The Supreme Court and Technology

Mark Sherman of the AP posted this interesting article regarding the Supreme Court’s “aversion” to dealing with the myriad legal issues that arise from modern technology. Particularly interesting is the quote from Justice Kagan: “The justices are not necessarily the most technologically sophisticated people.” Noting that other justices have expressed similar sentiments over time, the article seems to indicate that the Supreme Court considers itself uniquely and poorly situated to act on issues regarding technology.

This strikes me as an evasion of responsibility on the part of these justices and Supreme Court as a whole. The implication from these statements is that the executive and legislative branches are somehow superior in their knowledge regarding technology and how that should interact with the law. The last I read the Constitution, however, I noted no part of the qualifications for a position in either of those two branches that involved having some requisite amount of knowledge of science and technology in order to be elected and/or appointed to public office. In fact, considering that 56% of the Republican caucus refuses to accept climate change as a legitimate threat to our planet, it appears the technological illiterate in the Supreme Court may even be more competent than a good portion of the legislative branch.

In a national government that deals with issues from a wide-range of topic areas, it is inevitable that a member of government is going to be faced with a challenge that is outside their natural base of knowledge. A good government official, when faced with such a challenge, will endeavor to either learn enough about the subject matter to make their own independent decision, rely on the expertise of one of their subordinates that has knowledge in that area, obtain expert advice from someone outside that can advise them on the issue, or seek input from experts in the community at large and weigh this input. This applies whether one is the President, a legislator, or a Supreme Court justice.

Should a case involving technology issues arise that implicates Constitutional concerns, it is the duty of the Supreme Court to accept it, weigh all the information that is presented, and come to their best judgment regarding a resolution. While I’m sure the justices would prefer Congress or the President to act, that is no excuse for shirking their own responsibility in our Constitutional structure. Each justice has the ability to hire some of the best and brightest people to assist them as clerks. Would it not make sense for the justices to consider hiring at least one of the many excellent attorneys out there that have substantive knowledge of science and technology? Similarly, in most major issues that come before the Court, there are multiple briefs filed by technologists, economists, and the like whose sole goal is to both educate the justices and their clerks regarding the issues in the case so that the Court can make the best decision it can. Would it not make the most sense to rely on this input?

There are other routes the Court can take as well. While there is no formal rule at the Supreme Court, the Federal Rules of Evidence grant a district court the ability to appoint an expert when the issues in the case demand it. While this obviously is ‘outside the record’ in a case presented on appellate review, there is nothing that would forbid a justice from seeking the impartial advice of an outside source, if only to help educate them on what the technology is and what it does. The justices could even stay within the judiciary if they wanted, by seeking advice from judges in the D.C.-based Federal Circuit, which deals with technology issues on a daily basis.
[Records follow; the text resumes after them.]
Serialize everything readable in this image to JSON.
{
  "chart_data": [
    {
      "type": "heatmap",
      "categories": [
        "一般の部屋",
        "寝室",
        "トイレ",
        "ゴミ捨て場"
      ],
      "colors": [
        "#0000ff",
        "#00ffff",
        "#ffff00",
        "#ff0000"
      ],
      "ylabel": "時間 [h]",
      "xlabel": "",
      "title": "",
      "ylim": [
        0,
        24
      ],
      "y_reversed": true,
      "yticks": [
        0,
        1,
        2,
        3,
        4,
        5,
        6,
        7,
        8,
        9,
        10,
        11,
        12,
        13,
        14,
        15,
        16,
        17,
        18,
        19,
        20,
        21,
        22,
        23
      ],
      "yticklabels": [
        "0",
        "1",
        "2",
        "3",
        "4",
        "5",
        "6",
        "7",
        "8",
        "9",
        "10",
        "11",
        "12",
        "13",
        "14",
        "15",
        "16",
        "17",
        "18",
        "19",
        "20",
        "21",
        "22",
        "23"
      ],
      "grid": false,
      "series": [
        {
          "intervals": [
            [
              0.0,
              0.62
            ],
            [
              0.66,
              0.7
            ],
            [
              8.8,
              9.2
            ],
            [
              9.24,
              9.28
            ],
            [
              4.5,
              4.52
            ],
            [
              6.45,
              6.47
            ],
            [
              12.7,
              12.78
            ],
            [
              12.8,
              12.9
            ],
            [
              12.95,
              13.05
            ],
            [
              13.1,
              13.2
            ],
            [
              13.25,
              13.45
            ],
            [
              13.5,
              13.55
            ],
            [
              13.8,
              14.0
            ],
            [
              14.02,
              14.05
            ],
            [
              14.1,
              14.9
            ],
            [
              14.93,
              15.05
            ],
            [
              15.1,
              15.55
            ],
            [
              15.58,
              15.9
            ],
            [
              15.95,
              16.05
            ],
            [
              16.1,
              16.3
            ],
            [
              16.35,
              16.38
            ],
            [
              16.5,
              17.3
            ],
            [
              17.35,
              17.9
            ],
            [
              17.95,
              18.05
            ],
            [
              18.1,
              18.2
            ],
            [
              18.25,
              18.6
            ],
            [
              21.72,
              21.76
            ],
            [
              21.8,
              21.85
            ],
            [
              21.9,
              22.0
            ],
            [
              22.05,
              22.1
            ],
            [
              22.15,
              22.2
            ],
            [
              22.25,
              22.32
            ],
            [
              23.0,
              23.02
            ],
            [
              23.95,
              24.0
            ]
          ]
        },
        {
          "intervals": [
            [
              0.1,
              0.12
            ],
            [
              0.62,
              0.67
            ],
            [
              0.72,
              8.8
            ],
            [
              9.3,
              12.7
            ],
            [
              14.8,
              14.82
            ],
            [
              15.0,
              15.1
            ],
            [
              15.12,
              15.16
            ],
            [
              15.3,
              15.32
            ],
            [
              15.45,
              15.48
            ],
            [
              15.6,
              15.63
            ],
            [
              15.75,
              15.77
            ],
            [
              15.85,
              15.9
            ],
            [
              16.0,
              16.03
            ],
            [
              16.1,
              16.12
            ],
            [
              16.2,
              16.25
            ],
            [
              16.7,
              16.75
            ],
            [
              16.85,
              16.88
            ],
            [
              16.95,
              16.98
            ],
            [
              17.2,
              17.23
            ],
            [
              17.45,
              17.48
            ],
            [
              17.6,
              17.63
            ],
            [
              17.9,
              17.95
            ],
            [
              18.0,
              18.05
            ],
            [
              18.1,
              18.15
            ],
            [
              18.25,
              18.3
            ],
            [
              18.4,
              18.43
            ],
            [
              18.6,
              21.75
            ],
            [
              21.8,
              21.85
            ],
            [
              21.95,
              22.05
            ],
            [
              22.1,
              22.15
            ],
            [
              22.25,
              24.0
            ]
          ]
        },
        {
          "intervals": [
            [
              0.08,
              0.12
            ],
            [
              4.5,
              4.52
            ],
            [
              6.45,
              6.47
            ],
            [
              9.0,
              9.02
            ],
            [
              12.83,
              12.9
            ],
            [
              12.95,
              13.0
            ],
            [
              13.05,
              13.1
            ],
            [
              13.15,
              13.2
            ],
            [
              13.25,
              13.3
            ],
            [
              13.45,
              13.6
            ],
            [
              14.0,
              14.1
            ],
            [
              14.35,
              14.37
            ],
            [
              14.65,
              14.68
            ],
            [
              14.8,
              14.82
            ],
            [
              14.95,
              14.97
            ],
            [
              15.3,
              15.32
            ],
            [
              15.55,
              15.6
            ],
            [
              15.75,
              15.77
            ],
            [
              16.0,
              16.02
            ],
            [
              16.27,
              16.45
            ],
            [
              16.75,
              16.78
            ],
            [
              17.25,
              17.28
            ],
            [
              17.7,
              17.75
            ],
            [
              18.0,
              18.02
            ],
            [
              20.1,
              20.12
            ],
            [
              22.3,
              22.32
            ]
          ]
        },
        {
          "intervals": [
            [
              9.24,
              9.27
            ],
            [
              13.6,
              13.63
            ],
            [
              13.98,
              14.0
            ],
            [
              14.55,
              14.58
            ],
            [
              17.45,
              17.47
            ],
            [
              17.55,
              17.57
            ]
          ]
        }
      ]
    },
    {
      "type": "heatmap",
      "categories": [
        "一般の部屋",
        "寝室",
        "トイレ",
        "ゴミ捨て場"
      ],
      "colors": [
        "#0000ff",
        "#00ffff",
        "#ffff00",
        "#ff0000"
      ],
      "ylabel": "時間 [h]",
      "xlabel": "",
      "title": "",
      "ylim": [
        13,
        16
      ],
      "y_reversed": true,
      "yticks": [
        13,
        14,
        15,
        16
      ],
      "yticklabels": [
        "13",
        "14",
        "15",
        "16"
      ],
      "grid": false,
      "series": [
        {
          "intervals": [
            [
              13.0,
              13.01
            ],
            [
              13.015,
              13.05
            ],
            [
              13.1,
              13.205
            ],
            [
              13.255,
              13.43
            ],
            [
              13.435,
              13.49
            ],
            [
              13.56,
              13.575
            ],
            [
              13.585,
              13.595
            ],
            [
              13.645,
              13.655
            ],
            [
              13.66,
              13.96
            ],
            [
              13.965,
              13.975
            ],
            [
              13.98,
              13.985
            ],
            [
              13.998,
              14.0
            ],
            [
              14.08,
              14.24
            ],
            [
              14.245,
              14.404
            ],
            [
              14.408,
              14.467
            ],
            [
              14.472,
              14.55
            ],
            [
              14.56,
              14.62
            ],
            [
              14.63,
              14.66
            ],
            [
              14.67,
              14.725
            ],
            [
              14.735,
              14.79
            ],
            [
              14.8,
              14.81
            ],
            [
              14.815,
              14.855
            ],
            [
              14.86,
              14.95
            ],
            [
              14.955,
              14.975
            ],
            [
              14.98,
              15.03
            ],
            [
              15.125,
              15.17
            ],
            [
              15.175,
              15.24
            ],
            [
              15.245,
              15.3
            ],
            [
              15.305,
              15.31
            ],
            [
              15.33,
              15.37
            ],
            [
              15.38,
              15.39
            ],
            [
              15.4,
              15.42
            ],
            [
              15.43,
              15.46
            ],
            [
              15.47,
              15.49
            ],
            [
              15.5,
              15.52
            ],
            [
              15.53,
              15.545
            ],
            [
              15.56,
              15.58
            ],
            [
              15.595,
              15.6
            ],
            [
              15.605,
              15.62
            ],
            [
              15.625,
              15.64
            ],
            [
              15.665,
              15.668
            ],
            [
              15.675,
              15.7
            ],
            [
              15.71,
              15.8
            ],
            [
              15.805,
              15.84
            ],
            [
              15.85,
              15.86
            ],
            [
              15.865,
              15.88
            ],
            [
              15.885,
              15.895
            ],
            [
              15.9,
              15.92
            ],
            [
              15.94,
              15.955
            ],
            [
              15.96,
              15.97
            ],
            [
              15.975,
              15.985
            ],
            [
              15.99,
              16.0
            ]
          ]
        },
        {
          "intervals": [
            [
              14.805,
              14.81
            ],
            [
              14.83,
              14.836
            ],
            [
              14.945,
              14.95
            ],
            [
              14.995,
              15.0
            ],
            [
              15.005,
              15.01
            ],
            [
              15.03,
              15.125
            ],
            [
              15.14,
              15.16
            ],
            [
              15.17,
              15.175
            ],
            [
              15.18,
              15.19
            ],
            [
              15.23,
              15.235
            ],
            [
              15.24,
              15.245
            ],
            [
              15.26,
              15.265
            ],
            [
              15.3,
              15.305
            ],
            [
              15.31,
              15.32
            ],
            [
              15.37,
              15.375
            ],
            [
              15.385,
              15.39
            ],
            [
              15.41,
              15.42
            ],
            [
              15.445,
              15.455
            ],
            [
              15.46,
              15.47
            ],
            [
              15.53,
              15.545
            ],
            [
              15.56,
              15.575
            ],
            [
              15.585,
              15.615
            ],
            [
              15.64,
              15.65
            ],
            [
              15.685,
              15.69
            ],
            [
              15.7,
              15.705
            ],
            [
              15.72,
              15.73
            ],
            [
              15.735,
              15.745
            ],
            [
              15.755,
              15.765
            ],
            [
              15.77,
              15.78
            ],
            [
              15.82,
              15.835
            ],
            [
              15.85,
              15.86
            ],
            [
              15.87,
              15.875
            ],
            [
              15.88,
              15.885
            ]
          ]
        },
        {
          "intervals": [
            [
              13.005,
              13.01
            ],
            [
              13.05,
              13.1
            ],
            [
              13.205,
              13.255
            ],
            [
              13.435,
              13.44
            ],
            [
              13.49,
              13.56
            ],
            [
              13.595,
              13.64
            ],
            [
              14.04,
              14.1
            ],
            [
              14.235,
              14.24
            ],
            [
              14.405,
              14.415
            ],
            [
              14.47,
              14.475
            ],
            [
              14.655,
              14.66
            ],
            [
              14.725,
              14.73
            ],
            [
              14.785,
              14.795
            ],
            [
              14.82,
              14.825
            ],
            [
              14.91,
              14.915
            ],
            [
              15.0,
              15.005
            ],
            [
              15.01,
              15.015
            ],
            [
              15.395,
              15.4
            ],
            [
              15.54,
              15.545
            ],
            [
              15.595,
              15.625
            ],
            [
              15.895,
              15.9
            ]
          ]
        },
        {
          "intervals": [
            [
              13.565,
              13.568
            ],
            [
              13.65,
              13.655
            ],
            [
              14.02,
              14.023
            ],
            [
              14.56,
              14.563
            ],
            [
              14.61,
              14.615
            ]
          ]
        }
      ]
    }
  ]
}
Indeed, most of this professed sentiment of the Court seems to be the natural inclination for the Court to prefer Congress or the executive to act rather than having to make hard decisions on their own. Which is fine and, honestly, further respects the ‘last-resort’ nature of the Court’s role in our democracy. But to say, as Justice Kennedy does, that the “judiciary risks error by elaborating too fully on the Fourth Amendment implications of emerging technology before its role in society has become clear,” this is a cop out. The executive and legislative branches also risk error every time one of them makes a determination that affects us. That the Supreme Court should get to avert its responsibilities so that it remains infallible is belied by its storied history of missed calls. Whether it’s the Dred Scott decision, Plessy v. Ferguson, Lochner, or any other number of decisions, the Supreme Court sometimes gets it wrong.

The Court may also get it wrong when it comes to NSA surveillance, software patents, or any other number of interesting and challenging issues that new technology presents. And that’s ok. They just need to be able to accept later on that they were wrong and correct course if need be. In the past, many times the Court has been wrong, which forced the other branches to step in, and eventually our nation has evolved to find the right answer. That’s why we have the three branches of government and that’s the genius of how they interact with each other.

So, Justice Kagan, I’m glad that you acknowledge you and your colleague’s weaknesses with technology. Knowing that you have a weakness is the first and most important step toward finding a solution to those weaknesses and growing as individuals as a result. But don’t use weakness as an excuse to avoid the cases you and your colleagues need to accept to help resolve the tough issues of our day. If need be, issue limited rulings that punt these important issues back to Congress and force them to make the hard choices. That’s your role and responsibility and the nation will be better off as a result.